I tend to think it is a perceived need created by insurance companies to gain profiles. Do you really need to stay at private hospital, Class A or B1? From the way they package, it is very much like selling the idea that you need this luxury.

It is the same idea as whether you choose economy class vs business class vs first class for flights. You still get to your destination. Similarly, choice of staying in hostel, Airbnb, resort, budget hotel, or high class hotel is about the comfort level.

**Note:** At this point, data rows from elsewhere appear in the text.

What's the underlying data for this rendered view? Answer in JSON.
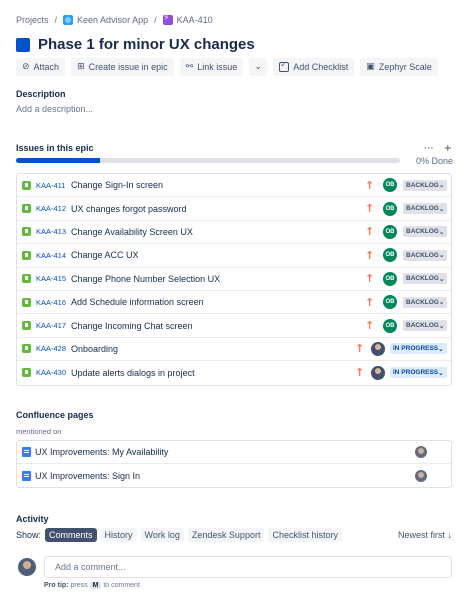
{
  "breadcrumb": {
    "projects": "Projects",
    "project": "Keen Advisor App",
    "issue_key": "KAA-410",
    "sep": "/"
  },
  "issue": {
    "title": "Phase 1 for minor UX changes"
  },
  "toolbar": {
    "attach": "Attach",
    "create_issue": "Create issue in epic",
    "link_issue": "Link issue",
    "add_checklist": "Add Checklist",
    "zephyr": "Zephyr Scale"
  },
  "description": {
    "heading": "Description",
    "placeholder": "Add a description..."
  },
  "epic": {
    "heading": "Issues in this epic",
    "progress_text": "0% Done",
    "progress_fraction": 0.22,
    "issues": [
      {
        "key": "KAA-411",
        "summary": "Change Sign-In screen",
        "assignee": "OB",
        "status": "BACKLOG"
      },
      {
        "key": "KAA-412",
        "summary": "UX changes forgot password",
        "assignee": "OB",
        "status": "BACKLOG"
      },
      {
        "key": "KAA-413",
        "summary": "Change Availability Screen UX",
        "assignee": "OB",
        "status": "BACKLOG"
      },
      {
        "key": "KAA-414",
        "summary": "Change ACC UX",
        "assignee": "OB",
        "status": "BACKLOG"
      },
      {
        "key": "KAA-415",
        "summary": "Change Phone Number Selection UX",
        "assignee": "OB",
        "status": "BACKLOG"
      },
      {
        "key": "KAA-416",
        "summary": "Add Schedule information screen",
        "assignee": "OB",
        "status": "BACKLOG"
      },
      {
        "key": "KAA-417",
        "summary": "Change Incoming Chat screen",
        "assignee": "OB",
        "status": "BACKLOG"
      },
      {
        "key": "KAA-428",
        "summary": "Onboarding",
        "assignee": "",
        "status": "IN PROGRESS"
      },
      {
        "key": "KAA-430",
        "summary": "Update alerts dialogs in project",
        "assignee": "",
        "status": "IN PROGRESS"
      }
    ]
  },
  "confluence": {
    "heading": "Confluence pages",
    "mentioned": "mentioned on",
    "pages": [
      "UX Improvements: My Availability",
      "UX Improvements: Sign In"
    ]
  },
  "activity": {
    "heading": "Activity",
    "show_label": "Show:",
    "tabs": [
      "Comments",
      "History",
      "Work log",
      "Zendesk Support",
      "Checklist history"
    ],
    "sort": "Newest first ↓",
    "comment_placeholder": "Add a comment...",
    "protip_label": "Pro tip:",
    "protip_press": "press",
    "protip_key": "M",
    "protip_rest": "to comment"
  },
  "colors": {
    "accent": "#0052cc",
    "story": "#63ba3c",
    "priority": "#ff7452",
    "assignee": "#00875a"
  }
}
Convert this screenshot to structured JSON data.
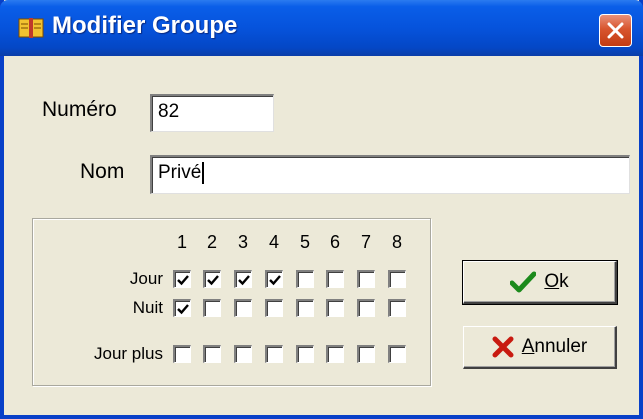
{
  "window": {
    "title": "Modifier Groupe",
    "close_icon": "close-icon",
    "app_icon": "book-icon"
  },
  "form": {
    "numero_label": "Numéro",
    "numero_value": "82",
    "nom_label": "Nom",
    "nom_value": "Privé"
  },
  "schedule": {
    "columns": [
      "1",
      "2",
      "3",
      "4",
      "5",
      "6",
      "7",
      "8"
    ],
    "rows": [
      {
        "label": "Jour",
        "checked": [
          true,
          true,
          true,
          true,
          false,
          false,
          false,
          false
        ]
      },
      {
        "label": "Nuit",
        "checked": [
          true,
          false,
          false,
          false,
          false,
          false,
          false,
          false
        ]
      },
      {
        "label": "Jour plus",
        "checked": [
          false,
          false,
          false,
          false,
          false,
          false,
          false,
          false
        ]
      }
    ]
  },
  "buttons": {
    "ok": {
      "mnemonic": "O",
      "rest": "k",
      "icon": "checkmark-icon",
      "icon_color": "#1c8a1c"
    },
    "annuler": {
      "mnemonic": "A",
      "rest": "nnuler",
      "icon": "x-icon",
      "icon_color": "#c81a10"
    }
  }
}
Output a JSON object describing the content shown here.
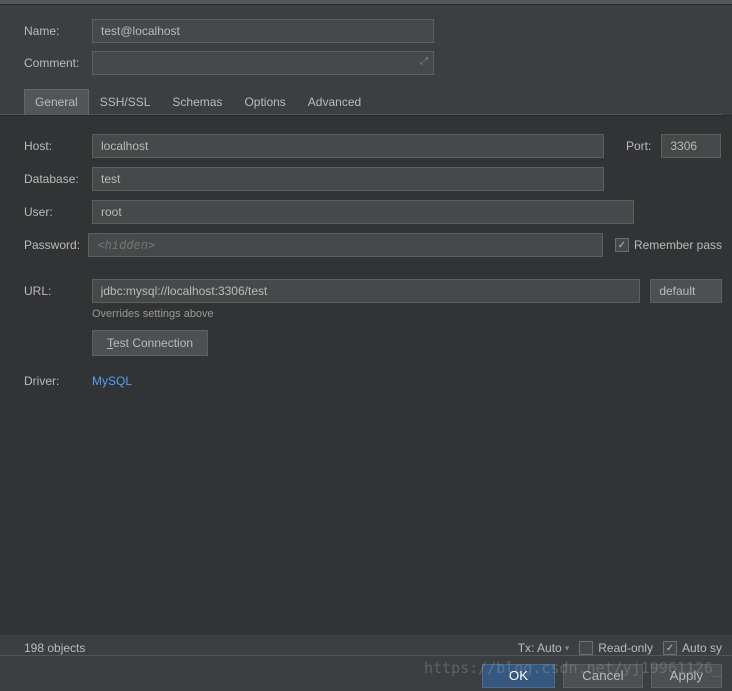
{
  "top": {
    "name_label": "Name:",
    "name_value": "test@localhost",
    "comment_label": "Comment:",
    "comment_value": ""
  },
  "tabs": {
    "general": "General",
    "sshssl": "SSH/SSL",
    "schemas": "Schemas",
    "options": "Options",
    "advanced": "Advanced"
  },
  "general": {
    "host_label": "Host:",
    "host_value": "localhost",
    "port_label": "Port:",
    "port_value": "3306",
    "database_label": "Database:",
    "database_value": "test",
    "user_label": "User:",
    "user_value": "root",
    "password_label": "Password:",
    "password_placeholder": "<hidden>",
    "remember_label": "Remember pass",
    "url_label": "URL:",
    "url_value": "jdbc:mysql://localhost:3306/test",
    "url_mode": "default",
    "url_hint": "Overrides settings above",
    "test_btn_prefix": "T",
    "test_btn_rest": "est Connection",
    "driver_label": "Driver:",
    "driver_link": "MySQL"
  },
  "footer": {
    "objects": "198 objects",
    "tx": "Tx: Auto",
    "readonly": "Read-only",
    "autosync": "Auto sy"
  },
  "buttons": {
    "ok": "OK",
    "cancel": "Cancel",
    "apply": "Apply"
  },
  "watermark": "https://blog.csdn.net/yj19961126_"
}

I don't have a IP at the moment and I have no intention of getting one (at least not one soon) because I wanted to build up my Medisave account as much as possible to the ceiling so that the excess can flow into the Special Account. That said, it does not mean that I'm not doing any precaution measures. I ensured that I have insurance to cover for accident, stay healthy, don't eat junk food, don't smoke, don't drink, exercise regularly, no genetic diseases running in my family line... Other than my wisdom tooth extraction, I've never been admitted to hospital. (Touch wood).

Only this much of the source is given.